Mrs. FMF came in to the shack and said “Can we go to Nazaré?” and I asked where it was and she said “Portugal on the coast, they have huge waves that people surf, it looks lovely.” And so I did a bit of digging and found where it was and checked if there were any SOTA summits near. There were enough for a family holiday so I set about organising our 1st foreign family holiday that wasn’t a package deal. This is a bit scary because I have plenty of experience buying plane tickets and hiring cars and finding cheap hotels for just me, something for the family for a week was a new experience. Anyway EasyJet fly Edinburgh <> Lisbon although flights are early morning we got up a 3am to get to Edinburgh for 4.15 to check in and clear security and we checked out on our return at 4.30am to get to Lisbon in time (especially as hire car return was not too obvious when I drove the return trip on Google earth!) It turns out I found a fab hotel (the AC could produce ice cubes almost, the wifi was fast, 125 channels on TV 75% in English, the breakfasts were phenomenal and the room was just perfect with posh bed linen and lovely fluffy towels.)
So we had a wonderful family holiday and I tagged on some SOTA. I could have done more but i had just one day for me SOTAing whilst Mrs. and Miss FMF ran up my credit card bill at the poolside bar and pampered themselves.

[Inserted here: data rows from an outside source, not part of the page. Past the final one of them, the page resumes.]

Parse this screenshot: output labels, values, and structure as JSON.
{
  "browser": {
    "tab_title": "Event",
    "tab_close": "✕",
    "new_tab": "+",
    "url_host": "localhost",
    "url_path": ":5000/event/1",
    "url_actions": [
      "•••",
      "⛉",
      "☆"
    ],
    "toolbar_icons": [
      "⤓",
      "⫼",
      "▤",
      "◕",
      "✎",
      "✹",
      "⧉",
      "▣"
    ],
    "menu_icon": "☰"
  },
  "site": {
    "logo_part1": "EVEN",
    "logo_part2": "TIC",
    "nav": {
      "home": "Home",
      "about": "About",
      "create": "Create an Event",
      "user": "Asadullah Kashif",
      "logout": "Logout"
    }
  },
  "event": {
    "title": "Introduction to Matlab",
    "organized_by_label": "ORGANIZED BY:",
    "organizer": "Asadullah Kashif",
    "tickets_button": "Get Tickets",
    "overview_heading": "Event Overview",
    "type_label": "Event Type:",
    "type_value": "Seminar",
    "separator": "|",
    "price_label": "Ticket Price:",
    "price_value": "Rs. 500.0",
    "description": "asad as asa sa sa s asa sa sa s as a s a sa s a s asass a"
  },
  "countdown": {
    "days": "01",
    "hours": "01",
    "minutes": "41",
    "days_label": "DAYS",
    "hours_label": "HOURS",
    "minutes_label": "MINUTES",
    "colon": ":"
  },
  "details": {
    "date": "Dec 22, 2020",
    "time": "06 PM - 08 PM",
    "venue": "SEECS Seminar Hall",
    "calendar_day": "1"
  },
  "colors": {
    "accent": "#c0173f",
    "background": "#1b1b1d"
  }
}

I located 5 reasonably easy summits, one is a drive on but 100km away. The two I did were about 50km by road from the hotel. Not too far away as I wasn’t missing breakfast and was on holiday not on a mad activating rush. If I’d have skipped breakfast and pushed myself I could have bagged 3 but hey, that’s a reason to return to Portugal!

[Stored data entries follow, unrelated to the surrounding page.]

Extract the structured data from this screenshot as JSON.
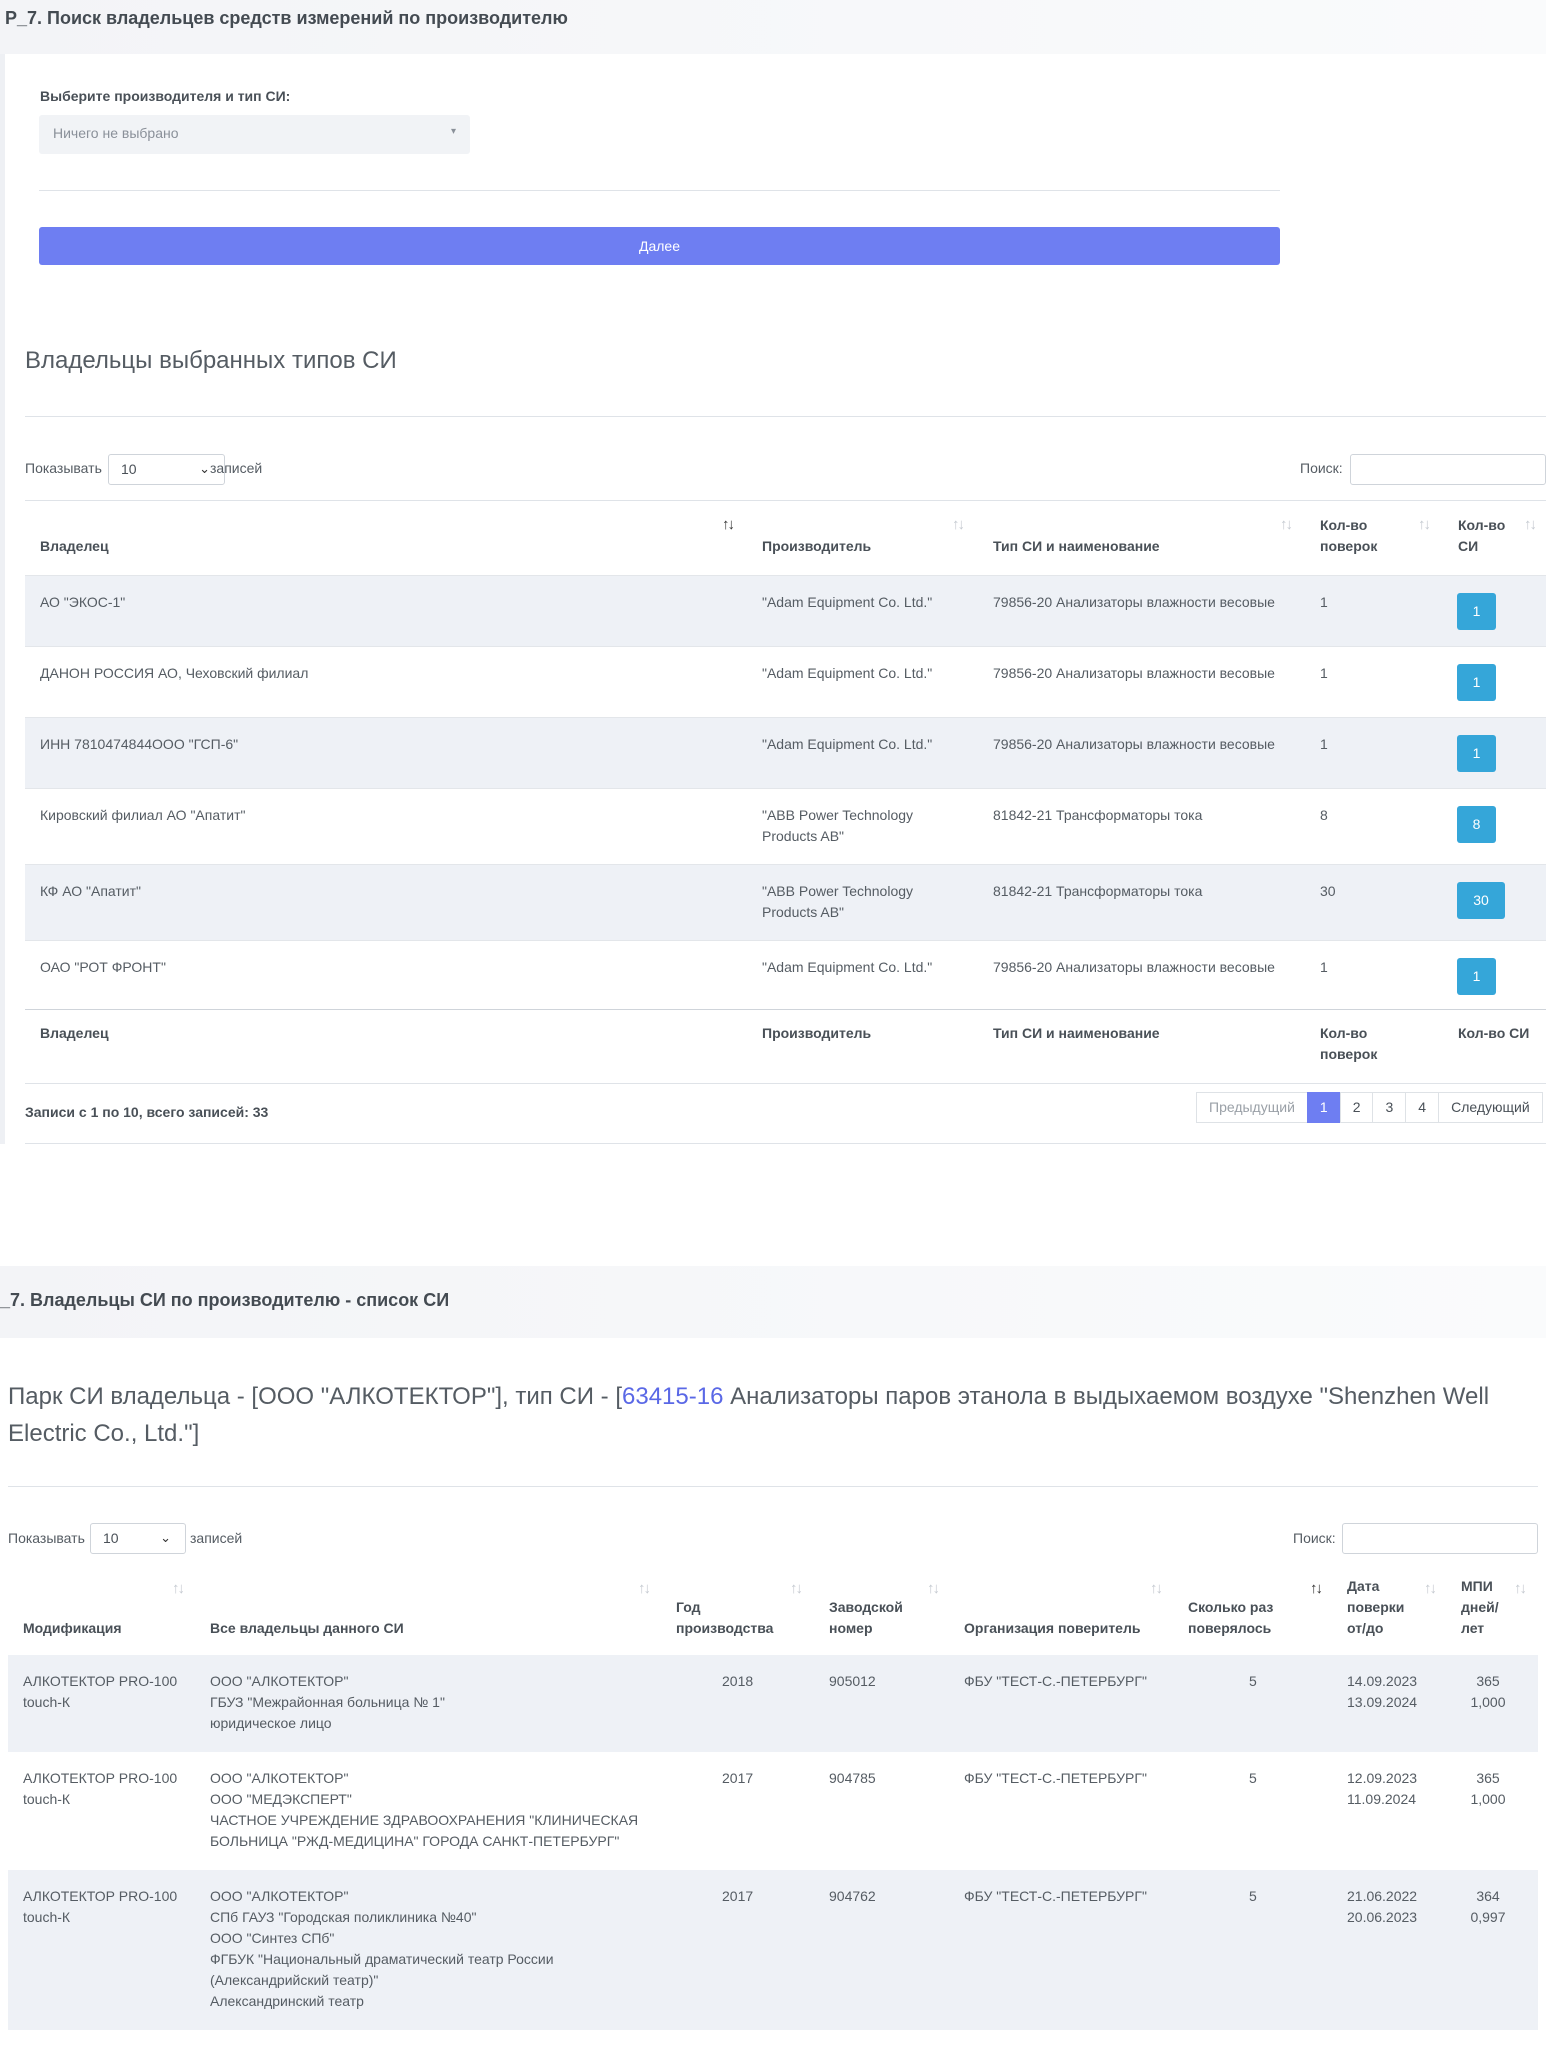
{
  "section1": {
    "header": "P_7. Поиск владельцев средств измерений по производителю",
    "select_label": "Выберите производителя и тип СИ:",
    "select_value": "Ничего не выбрано",
    "next_button": "Далее",
    "table_title": "Владельцы выбранных типов СИ",
    "show_label": "Показывать",
    "entries_label": "записей",
    "page_length": "10",
    "search_label": "Поиск:",
    "columns": [
      "Владелец",
      "Производитель",
      "Тип СИ и наименование",
      "Кол-во поверок",
      "Кол-во СИ"
    ],
    "rows": [
      {
        "owner": "АО \"ЭКОС-1\"",
        "maker": "\"Adam Equipment Co. Ltd.\"",
        "type": "79856-20 Анализаторы влажности весовые",
        "checks": "1",
        "count": "1"
      },
      {
        "owner": "ДАНОН РОССИЯ АО, Чеховский филиал",
        "maker": "\"Adam Equipment Co. Ltd.\"",
        "type": "79856-20 Анализаторы влажности весовые",
        "checks": "1",
        "count": "1"
      },
      {
        "owner": "ИНН 7810474844ООО \"ГСП-6\"",
        "maker": "\"Adam Equipment Co. Ltd.\"",
        "type": "79856-20 Анализаторы влажности весовые",
        "checks": "1",
        "count": "1"
      },
      {
        "owner": "Кировский филиал АО \"Апатит\"",
        "maker": "\"ABB Power Technology Products AB\"",
        "type": "81842-21 Трансформаторы тока",
        "checks": "8",
        "count": "8"
      },
      {
        "owner": "КФ АО \"Апатит\"",
        "maker": "\"ABB Power Technology Products AB\"",
        "type": "81842-21 Трансформаторы тока",
        "checks": "30",
        "count": "30"
      },
      {
        "owner": "ОАО \"РОТ ФРОНТ\"",
        "maker": "\"Adam Equipment Co. Ltd.\"",
        "type": "79856-20 Анализаторы влажности весовые",
        "checks": "1",
        "count": "1"
      }
    ],
    "footer_columns": [
      "Владелец",
      "Производитель",
      "Тип СИ и наименование",
      "Кол-во поверок",
      "Кол-во СИ"
    ],
    "info": "Записи с 1 по 10, всего записей: 33",
    "pagination": {
      "prev": "Предыдущий",
      "pages": [
        "1",
        "2",
        "3",
        "4"
      ],
      "next": "Следующий",
      "active": "1"
    }
  },
  "section2": {
    "header": "_7. Владельцы СИ по производителю - список СИ",
    "title_prefix": "Парк СИ владельца - [ООО \"АЛКОТЕКТОР\"], тип СИ - [",
    "title_link": "63415-16",
    "title_suffix": " Анализаторы паров этанола в выдыхаемом воздухе \"Shenzhen Well Electric Co., Ltd.\"]",
    "show_label": "Показывать",
    "entries_label": "записей",
    "page_length": "10",
    "search_label": "Поиск:",
    "columns": [
      "Модификация",
      "Все владельцы данного СИ",
      "Год производства",
      "Заводской номер",
      "Организация поверитель",
      "Сколько раз поверялось",
      "Дата поверки от/до",
      "МПИ дней/ лет"
    ],
    "rows": [
      {
        "mod": "АЛКОТЕКТОР PRO-100 touch-К",
        "owners": [
          "ООО \"АЛКОТЕКТОР\"",
          "ГБУЗ \"Межрайонная больница № 1\"",
          "юридическое лицо"
        ],
        "year": "2018",
        "serial": "905012",
        "org": "ФБУ \"ТЕСТ-С.-ПЕТЕРБУРГ\"",
        "times": "5",
        "date_from": "14.09.2023",
        "date_to": "13.09.2024",
        "mpi_days": "365",
        "mpi_years": "1,000"
      },
      {
        "mod": "АЛКОТЕКТОР PRO-100 touch-К",
        "owners": [
          "ООО \"АЛКОТЕКТОР\"",
          "ООО \"МЕДЭКСПЕРТ\"",
          "ЧАСТНОЕ УЧРЕЖДЕНИЕ ЗДРАВООХРАНЕНИЯ \"КЛИНИЧЕСКАЯ",
          "БОЛЬНИЦА \"РЖД-МЕДИЦИНА\" ГОРОДА САНКТ-ПЕТЕРБУРГ\""
        ],
        "year": "2017",
        "serial": "904785",
        "org": "ФБУ \"ТЕСТ-С.-ПЕТЕРБУРГ\"",
        "times": "5",
        "date_from": "12.09.2023",
        "date_to": "11.09.2024",
        "mpi_days": "365",
        "mpi_years": "1,000"
      },
      {
        "mod": "АЛКОТЕКТОР PRO-100 touch-К",
        "owners": [
          "ООО \"АЛКОТЕКТОР\"",
          "СПб ГАУЗ \"Городская поликлиника №40\"",
          "ООО \"Синтез СПб\"",
          "ФГБУК \"Национальный драматический театр России",
          "(Александрийский театр)\"",
          "Александринский театр"
        ],
        "year": "2017",
        "serial": "904762",
        "org": "ФБУ \"ТЕСТ-С.-ПЕТЕРБУРГ\"",
        "times": "5",
        "date_from": "21.06.2022",
        "date_to": "20.06.2023",
        "mpi_days": "364",
        "mpi_years": "0,997"
      }
    ]
  }
}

I’ve done plenty of activations outwith the UK involving flying and airport security and Lithium batteries and lugging heavy FT817s or lighter KX2s. It becomes a drag having it in your carryon bags and getting past security. This time I was using my QCX setup designed specifically for these situations. 20m QCX mini, 30m QCX mini (does 40m at reduced power), 5m travel pole, trapped EFHW (resonant 20/30/40) but with AA5TB style match unit will match on 40/30/20/17/15/12/10m, not that we had so many bands. Power is 3x 18650 cells that get taken through security inside a USB power pack. Everything bar the 18650 power packs were in the checked luggage, so I had my laptop, psu, USB power packs, camera and drugs in my carryon, noticeably lighter than normal.
Serra de Mendiga CT/BL-020
Hey it wasn’t meant to rain. Quite a few heavy showers on the drive out and a black sky as I climbed up from the coast. Bottoms! I parked at 39.53078,-8.79144 (IM59om57) and started what sounded like a few hundred dogs barking in the farmhouses TNF Hedgehogs on and away I went. There was the odd spot of rain but I was at the top in no time as it’s a mighty 55m ascent and 1.2km walking. I looked for somewhere to setup and finally found a walled off field near the true summit. I didn’t really want to setup on the tracks as my Portuguese is limited to “Cerveja por favor” and “Obrigado” and didn’t want to have to explain what was going on.
Away onto 20m and I worked 18 stations, EA2, SM, ON, DL, EA3, MW, G, F, EA1, GM, OK, S5, HB9 and 2 on 30m EA4 and GI4ONL. Victor texted me saying he couldn’t hear anything of me on 20 so I gave him the QRG on 30m and it was an easy QSO. 30m and 40m seemed very odd, quite dead but maybe being 1800km South of GM, D layer absorbtion coming up to midday was much worse ?
First view from the top. Hey, what is the dark cloud swirling over me? I’m in CT not GM? Amazing smell, wild Mountain Thyme everywhere.
Ciclope. This is part of an automatic wild fire monitoring system. The cameras are always scanning and moving. Feels very George Orwell at first!
Equipement, L to R: AA5TB match box (switches select 21/24 turns and 3/4 turns), SWR meter (Kanga kit plus a meter from eBay), AKG headphones, 30m QCXmini, 20m QCXmini, GMT clock, Palm paddle, 3x18650 cells, main Android phone, burner Android phone, box of junk (pens, leatherman, screwdriver, insulating tape), Decathlon super lightweight sit mat.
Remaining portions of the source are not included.